We get Burke the exalted nobleman of the ‘little platoons’ – but not the Burke who absurdly got enthusiastic about Marie Antoinette and the age of chivalry, the Burke who laughed at the ‘multitude of pigs’, or the Burke who advocated all-out war against France. Willmoore Kendall is just unnamed, without any mention of his support for Joseph McCarthy, his advocacy for a preemptive war against the Soviet Union, or his promotion of biological racism. James Q. Wilson’s reflections on morality are cited without reflection on his key role as promoter of mass incarceration.

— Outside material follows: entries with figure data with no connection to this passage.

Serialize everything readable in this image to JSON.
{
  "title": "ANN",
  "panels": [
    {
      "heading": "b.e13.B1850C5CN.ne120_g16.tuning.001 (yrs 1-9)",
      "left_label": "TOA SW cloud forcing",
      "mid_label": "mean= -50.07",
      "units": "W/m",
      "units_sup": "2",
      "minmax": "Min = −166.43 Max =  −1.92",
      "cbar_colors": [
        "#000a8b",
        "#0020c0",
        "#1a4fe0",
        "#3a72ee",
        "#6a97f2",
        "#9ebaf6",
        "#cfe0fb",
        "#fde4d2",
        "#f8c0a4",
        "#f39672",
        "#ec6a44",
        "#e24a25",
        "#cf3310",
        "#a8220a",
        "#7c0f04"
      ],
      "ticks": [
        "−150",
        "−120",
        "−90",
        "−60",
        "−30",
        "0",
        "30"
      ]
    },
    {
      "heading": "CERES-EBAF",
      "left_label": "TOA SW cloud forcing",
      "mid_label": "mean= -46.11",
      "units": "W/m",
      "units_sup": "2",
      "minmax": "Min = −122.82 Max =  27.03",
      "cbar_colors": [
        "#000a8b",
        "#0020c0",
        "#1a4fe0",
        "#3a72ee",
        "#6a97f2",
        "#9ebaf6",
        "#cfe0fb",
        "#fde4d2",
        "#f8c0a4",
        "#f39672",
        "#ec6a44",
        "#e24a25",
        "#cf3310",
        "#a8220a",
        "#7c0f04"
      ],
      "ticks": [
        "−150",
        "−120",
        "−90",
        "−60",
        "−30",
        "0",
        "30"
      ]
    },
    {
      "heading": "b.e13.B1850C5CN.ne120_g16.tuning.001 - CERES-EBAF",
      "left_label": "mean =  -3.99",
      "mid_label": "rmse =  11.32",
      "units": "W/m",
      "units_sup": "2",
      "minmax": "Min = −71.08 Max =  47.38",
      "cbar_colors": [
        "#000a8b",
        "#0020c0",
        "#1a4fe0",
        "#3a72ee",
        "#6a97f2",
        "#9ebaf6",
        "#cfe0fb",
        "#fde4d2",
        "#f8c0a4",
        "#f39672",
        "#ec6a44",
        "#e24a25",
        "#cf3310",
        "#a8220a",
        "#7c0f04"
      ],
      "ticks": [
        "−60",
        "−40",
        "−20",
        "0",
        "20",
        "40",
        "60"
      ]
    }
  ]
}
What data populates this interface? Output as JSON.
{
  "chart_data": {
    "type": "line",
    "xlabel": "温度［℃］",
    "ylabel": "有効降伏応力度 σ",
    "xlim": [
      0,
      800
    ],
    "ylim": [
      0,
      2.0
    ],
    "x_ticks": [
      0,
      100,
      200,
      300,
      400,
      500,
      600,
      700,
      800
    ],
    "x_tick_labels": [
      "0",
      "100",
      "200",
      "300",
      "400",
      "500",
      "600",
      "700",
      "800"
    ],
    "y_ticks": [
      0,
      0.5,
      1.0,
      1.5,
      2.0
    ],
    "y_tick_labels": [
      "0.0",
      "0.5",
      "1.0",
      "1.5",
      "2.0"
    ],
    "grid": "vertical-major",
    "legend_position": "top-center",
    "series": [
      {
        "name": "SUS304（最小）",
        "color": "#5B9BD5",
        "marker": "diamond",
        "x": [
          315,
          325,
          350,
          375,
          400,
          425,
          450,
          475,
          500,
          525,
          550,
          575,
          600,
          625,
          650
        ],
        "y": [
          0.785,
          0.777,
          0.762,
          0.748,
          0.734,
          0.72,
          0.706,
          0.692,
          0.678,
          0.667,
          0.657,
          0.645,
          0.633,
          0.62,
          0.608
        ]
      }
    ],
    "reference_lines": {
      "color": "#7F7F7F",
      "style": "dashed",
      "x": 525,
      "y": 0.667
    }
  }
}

On conservatism and race, Brooks writes: “To be conservative on racial issues is a moral crime. The American conservatives never thought of that. My beloved mentor, William F. Buckley Jr., made a fool of himself during his 1965 debate in Cambridge against James Baldwin. While I was working at National exam, 20 years later, explicit racism was not evident in the office, but racial issues were generally overlooked, and the GOP’s flirtation with racist dog whistles was casually tolerated.

This is a wash of a much meaner and more consistent story. The Buckley-Baldwin debate is the lesser of them. National exam celebrated Jim Crow in the United States and apartheid in South Africa and promoted the “Southern Strategy,” which polarized American parties along racial lines and paved the way for Trump. When Brooks was an intern in 1985, National exam still employed editor Joseph Sobran, whose overt anti-Semitism and racism were notorious. It took Buckley many years to berate Sobran, who was ultimately fired only for criticizing his employer.

Like To spy magazine reported in 1989:

Editors Sobran and Jeffrey Hart traded jokes about crematoriums and gas chambers. Race relations are also a popular topic. In November 1986, NR published a cover article, “Blacks and the GOP: Just Called to Say I Love You,” which described possible GOP strategies to attract black voters. Presiding over the traditional post-issue recap, Buckley joked, “Maybe it should have been titled” Just called in to say I love you, Niggah. “” During another editorial meeting, Jeffrey Hart pondered wistfully what a soap cake would be.

Buckley’s biographer Sam Tanenhaus reports that the National exam the editor has decided that Brooks cannot succeed him because he is Jewish. It seems to have caught Brooks off guard and even caused some hurt feelings.

The history of conservatism is much uglier than Brooks still admits today. Leaving the GOP is not enough. Before organizing a feast for this prodigal son, he must honestly reckon with his life of antics with a debauched ideology.